On November 8, 2018, Norwegian heavy frigate KNM Helge Ingstad collided with the tanker Sola TS near Bergen, and sank on the inclined slope of a fjord. The accident injured eight people and caused the temporary closure of the Sture Oil Terminal near Bergen and the nearby Kollsness gas-and-condensate terminal, as well as several offshore fields.

In order to lift the frigate safely and in one piece, Belgian salvage specialists Scaldis said it developed a lift method especially for this project, after it was called on by the Norwegian Navy to work alongside another salvage company BOA.

The salvage technique, which Scaldis calls the "Double Duo Lift method" combined two heavy lift vessels – Rambiz, equipped with two cranes and a total lifting capacity of 3,300 metric tons, and the new heavy lift vessel Gulliver, also with two cranes and a total lifting capacity of 4,000 metric tons – creating a total combined total lifting capacity of 7,300 metric tons.


The method allowed the salvors to lift the 133-meter long and 5,500-metric-ton heavy frigate in one piece, and the synchronous functioning of the four cranes allowed workers to lift the wreck in one continuous operation and move it into a horizontal position, Scaldis said. The lifting operation started on Tuesday last week and was completed by Sunday.

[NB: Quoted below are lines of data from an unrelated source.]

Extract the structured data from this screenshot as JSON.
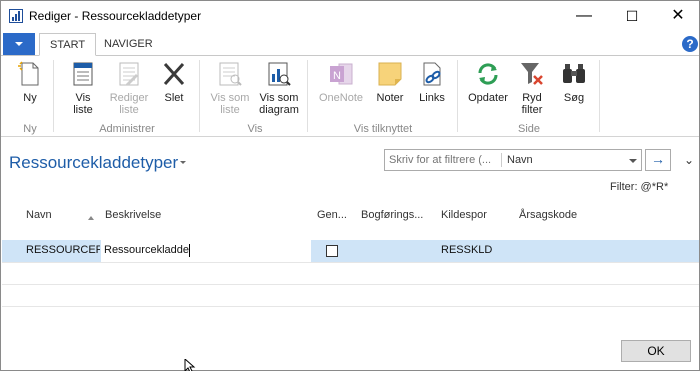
{
  "window": {
    "title": "Rediger - Ressourcekladdetyper",
    "minimize": "—",
    "maximize": "☐",
    "close": "✕"
  },
  "ribbon_tabs": [
    "START",
    "NAVIGER"
  ],
  "help": "?",
  "ribbon": {
    "buttons": [
      {
        "label": "Ny",
        "icon": "new-document-icon",
        "enabled": true
      },
      {
        "label": "Vis\nliste",
        "icon": "view-list-icon",
        "enabled": true
      },
      {
        "label": "Rediger\nliste",
        "icon": "edit-list-icon",
        "enabled": false
      },
      {
        "label": "Slet",
        "icon": "delete-icon",
        "enabled": true
      },
      {
        "label": "Vis som\nliste",
        "icon": "view-as-list-icon",
        "enabled": false
      },
      {
        "label": "Vis som\ndiagram",
        "icon": "view-as-chart-icon",
        "enabled": true
      },
      {
        "label": "OneNote",
        "icon": "onenote-icon",
        "enabled": false
      },
      {
        "label": "Noter",
        "icon": "notes-icon",
        "enabled": true
      },
      {
        "label": "Links",
        "icon": "links-icon",
        "enabled": true
      },
      {
        "label": "Opdater",
        "icon": "refresh-icon",
        "enabled": true
      },
      {
        "label": "Ryd\nfilter",
        "icon": "clear-filter-icon",
        "enabled": true
      },
      {
        "label": "Søg",
        "icon": "binoculars-icon",
        "enabled": true
      }
    ],
    "groups": [
      "Ny",
      "Administrer",
      "Vis",
      "Vis tilknyttet",
      "Side"
    ]
  },
  "page": {
    "title": "Ressourcekladdetyper",
    "filter_placeholder": "Skriv for at filtrere (...",
    "filter_field": "Navn",
    "filter_go": "→",
    "collapse": "⌄",
    "filter_status": "Filter: @*R*"
  },
  "table": {
    "columns": [
      "Navn",
      "Beskrivelse",
      "Gen...",
      "Bogførings...",
      "Kildespor",
      "Årsagskode"
    ],
    "rows": [
      {
        "navn": "RESSOURCER",
        "beskrivelse": "Ressourcekladde",
        "gen": false,
        "bogforing": "",
        "kildespor": "RESSKLD",
        "arsagskode": ""
      }
    ]
  },
  "footer": {
    "ok": "OK"
  },
  "colors": {
    "accent": "#1e5da8",
    "file_button": "#2b6ac8",
    "selected_row": "#cfe4f7",
    "refresh": "#2e9e55",
    "delete": "#3a3a3a"
  }
}
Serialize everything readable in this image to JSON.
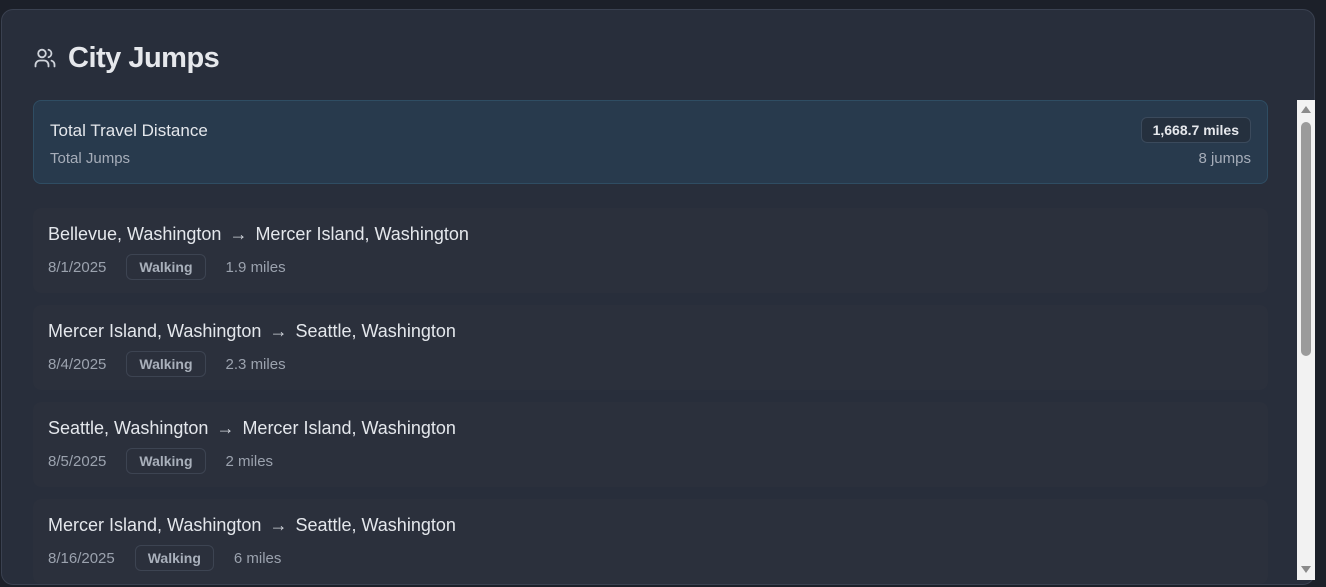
{
  "header": {
    "title": "City Jumps",
    "icon": "users-icon"
  },
  "summary": {
    "total_label": "Total Travel Distance",
    "total_value": "1,668.7 miles",
    "jumps_label": "Total Jumps",
    "jumps_value": "8 jumps"
  },
  "jumps": [
    {
      "from": "Bellevue, Washington",
      "arrow": "→",
      "to": "Mercer Island, Washington",
      "date": "8/1/2025",
      "mode": "Walking",
      "distance": "1.9 miles"
    },
    {
      "from": "Mercer Island, Washington",
      "arrow": "→",
      "to": "Seattle, Washington",
      "date": "8/4/2025",
      "mode": "Walking",
      "distance": "2.3 miles"
    },
    {
      "from": "Seattle, Washington",
      "arrow": "→",
      "to": "Mercer Island, Washington",
      "date": "8/5/2025",
      "mode": "Walking",
      "distance": "2 miles"
    },
    {
      "from": "Mercer Island, Washington",
      "arrow": "→",
      "to": "Seattle, Washington",
      "date": "8/16/2025",
      "mode": "Walking",
      "distance": "6 miles"
    }
  ],
  "colors": {
    "background": "#282e3b",
    "summary_bg": "#283a4d",
    "item_bg": "#2b303c",
    "text": "#e4e7ec",
    "muted": "#9ba2ae"
  }
}
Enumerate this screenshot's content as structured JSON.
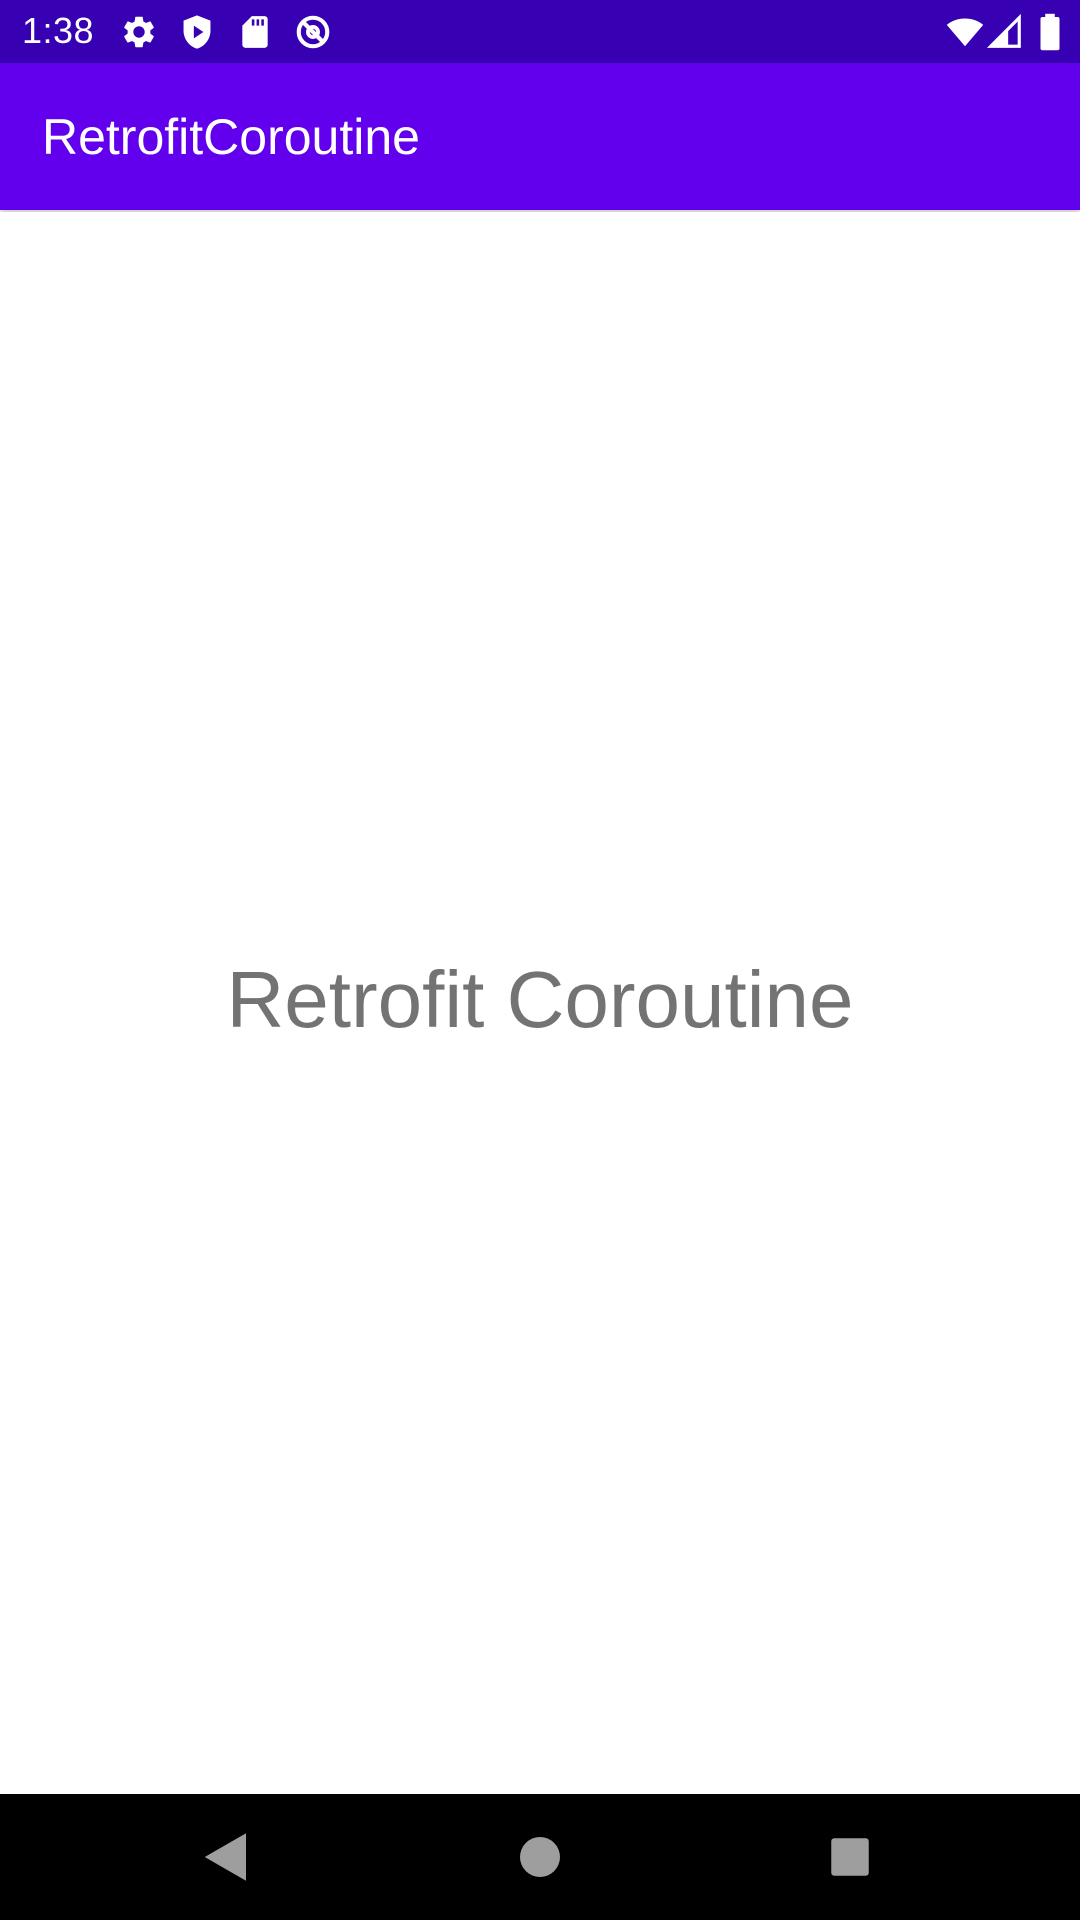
{
  "status_bar": {
    "time": "1:38",
    "left_icons": [
      "gear-icon",
      "play-protect-icon",
      "sd-card-icon",
      "no-entry-icon"
    ],
    "right_icons": [
      "wifi-icon",
      "cell-signal-icon",
      "battery-icon"
    ],
    "background": "#3700B3"
  },
  "app_bar": {
    "title": "RetrofitCoroutine",
    "background": "#6200EE"
  },
  "main": {
    "text": "Retrofit Coroutine",
    "text_color": "#737373"
  },
  "nav_bar": {
    "buttons": [
      "back-icon",
      "home-icon",
      "recents-icon"
    ],
    "background": "#000000"
  }
}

Scaldis, a subsidiary of DEME, Jan De Nul Group and Herbosch-Kiere, said missiles and fuel had already been removed from the frigate during the winter months while divers installed 16 hoisting chains under the wreck to be able to lift the ship out of the water.

To lift the frigate safely and completely out of the water, it was transported while hanging from the crane hooks of the heavy lift vessels to the nearest port, where it was placed on a submersible pontoon. The partially submerged pontoon was subsequently de-ballasted, allowing it to re-emerge above the waterline while supporting the Helge Ingstad at its center. During this operation, the hoisting cranes stabilized the ship until all sea-fastenings had been secured for subsequent transport.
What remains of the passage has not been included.